Here’s to an epic 2013.
by Dennis Hinkamp
2012 was mainly a brain freeze for me. I spent most the time in disbelief that we were not smote by some higher power that had become annoyed by our behavior. I was counting on the Mayans but that fell through. I imagine some omniscient being slapping us like a puppy nipping at its heel. Look at me, look me; I’m cute aren’t I?
Well, actually we aren’t. These are just a short list of things that were dull fingernails on my mental chalkboard this year.
Epic: I guess it is just the latest in the escalation of superlatives from groovy, hip, cool, hot, awesome to epic. While I await the new anointed one, I nominate “craptastic!” That was a craptastic bowl game by Alabama Monday and an epic fail by Notre Dame.
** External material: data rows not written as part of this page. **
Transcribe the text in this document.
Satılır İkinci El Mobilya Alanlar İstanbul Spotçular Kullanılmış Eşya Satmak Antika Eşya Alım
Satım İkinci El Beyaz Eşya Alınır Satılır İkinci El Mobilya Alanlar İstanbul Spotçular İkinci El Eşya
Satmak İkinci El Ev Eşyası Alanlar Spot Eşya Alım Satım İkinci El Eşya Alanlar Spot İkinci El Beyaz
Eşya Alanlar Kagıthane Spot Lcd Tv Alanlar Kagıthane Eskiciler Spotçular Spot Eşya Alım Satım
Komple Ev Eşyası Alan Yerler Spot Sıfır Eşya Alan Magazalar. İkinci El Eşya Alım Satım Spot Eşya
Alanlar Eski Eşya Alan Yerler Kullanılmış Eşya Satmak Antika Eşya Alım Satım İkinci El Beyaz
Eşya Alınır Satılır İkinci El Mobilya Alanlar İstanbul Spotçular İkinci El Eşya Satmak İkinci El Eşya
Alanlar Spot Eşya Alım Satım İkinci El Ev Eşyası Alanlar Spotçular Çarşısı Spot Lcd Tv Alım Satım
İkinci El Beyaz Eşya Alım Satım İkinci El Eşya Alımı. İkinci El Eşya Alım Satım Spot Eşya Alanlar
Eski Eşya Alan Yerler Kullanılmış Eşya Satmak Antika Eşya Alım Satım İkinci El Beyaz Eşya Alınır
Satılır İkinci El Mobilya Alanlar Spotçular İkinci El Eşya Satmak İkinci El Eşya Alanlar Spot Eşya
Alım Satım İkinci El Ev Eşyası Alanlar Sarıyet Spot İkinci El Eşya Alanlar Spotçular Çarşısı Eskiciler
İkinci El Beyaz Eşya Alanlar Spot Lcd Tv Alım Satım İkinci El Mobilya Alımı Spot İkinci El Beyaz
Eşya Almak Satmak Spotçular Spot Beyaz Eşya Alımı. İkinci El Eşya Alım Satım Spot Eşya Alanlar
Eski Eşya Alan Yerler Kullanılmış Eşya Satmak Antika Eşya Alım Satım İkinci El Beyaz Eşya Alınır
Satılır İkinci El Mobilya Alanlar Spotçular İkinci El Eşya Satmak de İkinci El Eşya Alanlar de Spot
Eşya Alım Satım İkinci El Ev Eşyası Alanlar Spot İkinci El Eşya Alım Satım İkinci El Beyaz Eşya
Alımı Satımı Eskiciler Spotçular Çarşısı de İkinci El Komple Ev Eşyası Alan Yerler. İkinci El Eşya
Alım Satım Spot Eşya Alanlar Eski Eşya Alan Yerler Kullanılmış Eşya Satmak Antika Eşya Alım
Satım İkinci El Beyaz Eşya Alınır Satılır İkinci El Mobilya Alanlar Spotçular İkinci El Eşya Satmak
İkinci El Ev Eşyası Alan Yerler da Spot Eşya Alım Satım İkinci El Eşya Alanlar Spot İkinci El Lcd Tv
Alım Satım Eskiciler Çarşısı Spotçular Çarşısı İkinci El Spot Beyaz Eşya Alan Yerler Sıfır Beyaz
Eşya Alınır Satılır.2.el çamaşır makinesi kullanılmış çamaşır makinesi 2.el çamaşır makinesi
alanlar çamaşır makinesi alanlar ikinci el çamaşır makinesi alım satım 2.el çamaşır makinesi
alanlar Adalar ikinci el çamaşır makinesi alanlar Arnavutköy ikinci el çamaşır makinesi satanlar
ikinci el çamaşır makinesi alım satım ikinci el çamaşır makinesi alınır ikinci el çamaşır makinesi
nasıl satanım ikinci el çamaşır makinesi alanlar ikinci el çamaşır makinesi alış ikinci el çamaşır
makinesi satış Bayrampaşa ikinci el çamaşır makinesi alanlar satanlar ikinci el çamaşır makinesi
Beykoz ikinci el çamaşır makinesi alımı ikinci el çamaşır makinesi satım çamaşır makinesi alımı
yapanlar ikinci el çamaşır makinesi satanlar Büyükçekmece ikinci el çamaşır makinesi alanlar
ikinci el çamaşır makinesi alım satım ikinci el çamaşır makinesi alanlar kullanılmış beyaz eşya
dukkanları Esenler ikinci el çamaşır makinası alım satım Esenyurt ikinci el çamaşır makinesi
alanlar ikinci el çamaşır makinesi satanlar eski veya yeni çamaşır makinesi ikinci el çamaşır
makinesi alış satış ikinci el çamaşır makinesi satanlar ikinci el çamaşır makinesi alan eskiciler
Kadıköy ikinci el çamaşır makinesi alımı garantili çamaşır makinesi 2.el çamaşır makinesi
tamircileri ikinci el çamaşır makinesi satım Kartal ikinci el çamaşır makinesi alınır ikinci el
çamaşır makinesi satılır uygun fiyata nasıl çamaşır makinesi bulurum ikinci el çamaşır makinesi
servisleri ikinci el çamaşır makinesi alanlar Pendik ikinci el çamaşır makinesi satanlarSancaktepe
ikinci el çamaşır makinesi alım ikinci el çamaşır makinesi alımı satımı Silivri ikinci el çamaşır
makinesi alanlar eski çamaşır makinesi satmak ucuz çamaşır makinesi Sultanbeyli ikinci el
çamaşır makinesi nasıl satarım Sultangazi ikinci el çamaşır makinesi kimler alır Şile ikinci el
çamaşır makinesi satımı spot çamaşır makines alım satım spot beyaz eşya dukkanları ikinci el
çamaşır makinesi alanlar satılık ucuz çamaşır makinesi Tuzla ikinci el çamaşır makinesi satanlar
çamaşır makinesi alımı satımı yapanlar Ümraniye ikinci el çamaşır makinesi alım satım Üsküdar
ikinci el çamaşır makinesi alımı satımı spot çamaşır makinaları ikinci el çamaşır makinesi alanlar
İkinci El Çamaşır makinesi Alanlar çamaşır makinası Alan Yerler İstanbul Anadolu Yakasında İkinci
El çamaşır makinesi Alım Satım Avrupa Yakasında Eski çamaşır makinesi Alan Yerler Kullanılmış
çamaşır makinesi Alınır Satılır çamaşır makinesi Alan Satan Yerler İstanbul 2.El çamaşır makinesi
Job Creators: This was fun during the elections but like an economy based on spending wildly on Christmas excess, creating jobs is a poor indicator of national wealth. Wars create jobs, diseases create jobs and of course multi-billion dollar campaigns that end in only one winner create a bunch of temporary jobs for advertisers and that deep-voiced threatening narrator guy.
Lance Armstrong: As of this writing he has been stripped more times than a Las Vegas showgirl. I fully expect his third grade teacher to come forward and strip him of the gold star he won for winning the 50-yard dash at recess. The state of Texas has proposed taking away the blue ribbon he won for leather craft at the state fair at age 10. Vatican officials confirm that one of the Pope’s first tweets will be the renunciation of Lance Armstrong’s baptism. This is all about riding a bike, right?
Bucket List: I’m getting to the age when compiling a bucket list sounds more dignified than just going nut-bag crazy on a mid-life crisis binge, but couldn’t we come up with a better analogy? Please just visit my Amazon.com wish list.
I actually heard someone say “LOL;” not the words that it stands for, just the letters as if they were verbally texting. It is another over used cliché to talk about signs of the end times, but this tells me that the machines have won and we can’t tell the difference between talking to each other in person and inputting to a computer.
RSVP is the new expletive: I actually think that people are becoming slightly more civil in response to all the recent tragedies, but somehow we have become so in-the-moment that we cannot possibly commit to an event that is further than 12 minutes in the future. It looks physically painful when I ask people in person so I resort to email and all the electronic invitation plug-ins and I still get virtual dancing in place and writhing to find an answer.
Global climate warming/change/whatever: OK, just for the sake of argument let’s say climate change isn’t all caused by human activity…neither is a giant meteor coming towards Earth but I bet we would rally the world to try to stop the meteor. Stop blaming, start doing.
I don’t want to sound like 2012 was an epic fail; on the bright side, I realized that if you never take down your Christmas lights, you never need to put them up again. Meditate on that.
Dennis Hinkamp did not mention Call Me Maybe or Gangnam Style because those were just too horrible for words.